Die beschlagnahmten Fahrzeuge reichten von Traktoren im Wert von 1.500 Euro bis hin zu Lamborghinis für 60.000 Euro, wobei viele von ihnen für Osteuropa bestimmt waren. In etwa einem Viertel der Fälle wurden Strafen in Höhe von insgesamt 40.000 Euro verhängt, während die übrigen Verfahren noch laufen. Zudem trieben die Behörden durch die Beschlagnahmungen fast 350.000 Euro an ausstehenden Zöllen und Abgaben ein.
Nach EU-Recht müssen bei der Einfuhr eines Personenkraftwagens aus einem Nicht-EU-Land sofort 10 Prozent Zoll sowie 19 Prozent Mehrwertsteuer entrichtet werden. Wer diesen Prozess umgeht, riskiert die Beschlagnahmung des Fahrzeugs und mögliche Anklagen wegen Steuerhinterziehung. Die genauen Zahlen zu den Ulm-Beschlagnahmungen im Jahr 2023 wurden nicht veröffentlicht, da die deutschen Zollberichte keine standortspezifischen Details enthalten.
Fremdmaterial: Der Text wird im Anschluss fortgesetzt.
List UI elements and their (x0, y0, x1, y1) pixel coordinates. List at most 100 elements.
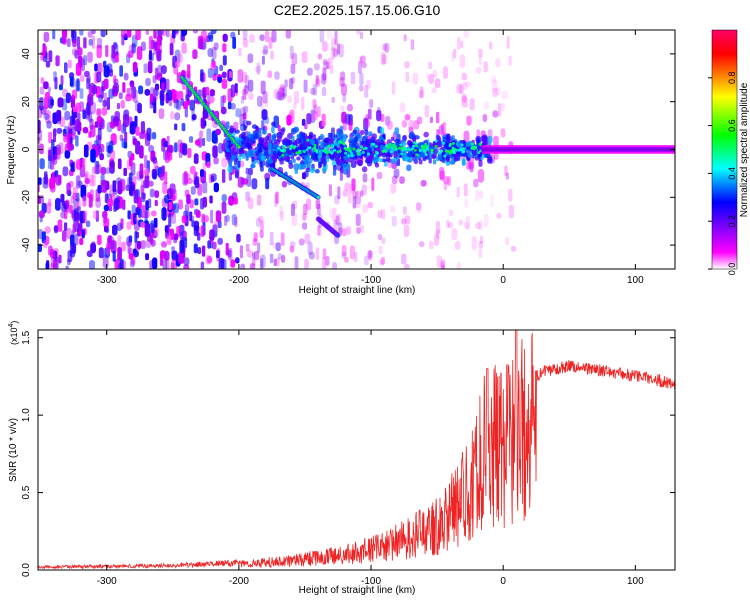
spectrogram-cell (38, 229, 43, 240)
spectrogram-cell (451, 146, 455, 150)
spectrogram-cell (140, 41, 146, 51)
spectrogram-cell (189, 136, 194, 143)
spectrogram-cell (303, 159, 309, 165)
spectrogram-cell (242, 71, 247, 83)
spectrogram-cell (127, 50, 134, 58)
spectrogram-cell (358, 61, 362, 74)
spectrogram-cell (357, 152, 360, 156)
spectrogram-cell (138, 200, 142, 207)
spectrogram-cell (97, 184, 102, 194)
spectrogram-cell (150, 220, 155, 234)
spectrogram-cell (305, 167, 311, 173)
spectrogram-cell (145, 253, 149, 261)
spectrogram-cell (204, 86, 210, 96)
spectrogram-cell (109, 140, 114, 153)
spectrogram-cell (43, 31, 50, 43)
spectrogram-cell (140, 192, 146, 203)
spectrogram-cell (217, 220, 222, 229)
spectrogram-cell (333, 165, 337, 171)
spectrogram-cell (103, 210, 107, 224)
spectrogram-cell (48, 149, 52, 161)
spectrogram-y-tick-label: -20 (21, 190, 32, 205)
spectrogram-cell (479, 235, 483, 244)
spectrogram-cell (372, 142, 376, 146)
spectrogram-cell (86, 77, 90, 90)
spectrogram-cell (209, 34, 214, 42)
spectrogram-cell (61, 194, 65, 206)
spectrogram-cell (498, 103, 502, 117)
spectrogram-cell (260, 258, 264, 269)
spectrogram-x-label: Height of straight line (km) (299, 285, 416, 296)
spectrogram-cell (151, 93, 155, 104)
spectrogram-cell (257, 242, 261, 253)
spectrogram-cell (121, 34, 125, 46)
spectrogram-cell (191, 114, 197, 121)
spectrogram-cell (98, 143, 105, 153)
spectrogram-cell (71, 89, 78, 100)
spectrogram-cell (265, 135, 269, 142)
spectrogram-cell (90, 148, 96, 163)
spectrogram-cell (337, 186, 341, 200)
spectrogram-cell (99, 118, 105, 130)
spectrogram-cell (456, 186, 460, 198)
spectrogram-cell (386, 146, 390, 150)
snr-x-tick-label: 0 (500, 576, 506, 587)
spectrogram-cell (506, 36, 510, 49)
spectrogram-cell (200, 261, 205, 269)
spectrogram-cell (332, 262, 337, 269)
spectrogram-cell (242, 30, 248, 40)
spectrogram-cell (293, 126, 300, 133)
spectrogram-cell (454, 241, 461, 250)
spectrogram-cell (286, 114, 292, 126)
spectrogram-cell (303, 203, 308, 216)
spectrogram-cell (439, 149, 443, 153)
snr-y-tick-label: 1.0 (21, 408, 32, 422)
spectrogram-cell (62, 231, 67, 242)
spectrogram-cell (126, 221, 132, 230)
spectrogram-cell (312, 99, 317, 110)
spectrogram-cell (458, 219, 463, 226)
spectrogram-cell (399, 143, 403, 147)
spectrogram-cell (237, 176, 244, 188)
spectrogram-cell (131, 43, 136, 54)
spectrogram-cell (423, 145, 427, 149)
spectrogram-cell (271, 134, 277, 141)
spectrogram-cell (376, 109, 382, 122)
spectrogram-cell (275, 257, 280, 267)
spectrogram-cell (341, 83, 347, 96)
spectrogram-cell (245, 167, 249, 175)
spectrogram-cell (442, 66, 448, 79)
spectrogram-cell (404, 263, 410, 269)
spectrogram-cell (222, 43, 227, 53)
spectrogram-cell (331, 47, 335, 60)
spectrogram-cell (187, 64, 191, 79)
spectrogram-cell (190, 186, 196, 195)
spectrogram-cell (110, 160, 115, 168)
spectrogram-cell (181, 30, 187, 37)
spectrogram-cell (380, 52, 386, 66)
spectrogram-cell (227, 249, 232, 258)
spectrogram-cell (122, 260, 126, 269)
spectrogram-cell (145, 77, 151, 87)
spectrogram-cell (128, 116, 133, 124)
spectrogram-cell (234, 129, 240, 134)
spectrogram-cell (289, 147, 293, 151)
spectrogram-cell (322, 41, 328, 52)
spectrogram-cell (454, 153, 459, 162)
spectrogram-cell (463, 183, 468, 197)
spectrogram-cell (432, 159, 437, 165)
spectrogram-cell (206, 161, 211, 169)
spectrogram-cell (289, 245, 295, 253)
spectrogram-cell (202, 180, 208, 194)
spectrogram-cell (46, 120, 52, 129)
spectrogram-cell (82, 157, 86, 171)
spectrogram-cell (406, 164, 412, 172)
spectrogram-cell (50, 248, 55, 259)
spectrogram-cell (466, 141, 473, 148)
spectrogram-cell (371, 177, 375, 191)
spectrogram-cell (241, 153, 246, 159)
spectrogram-cell (213, 157, 219, 165)
spectrogram-cell (156, 37, 160, 52)
spectrogram-cell (251, 156, 255, 162)
spectrogram-cell (227, 247, 233, 261)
Die Aktion unterstreicht die Risiken, die mit der Umgehung von Einfuhrbestimmungen beim Verbringen von Fahrzeugen in die EU verbunden sind. Betroffene müssen mit Bußgeldern, Nachzahlungen und möglichen juristischen Konsequenzen rechnen. Die Zollbehörden überwachen weiterhin Routen wie die A96, um nicht deklarierte Lieferungen aufzuspüren.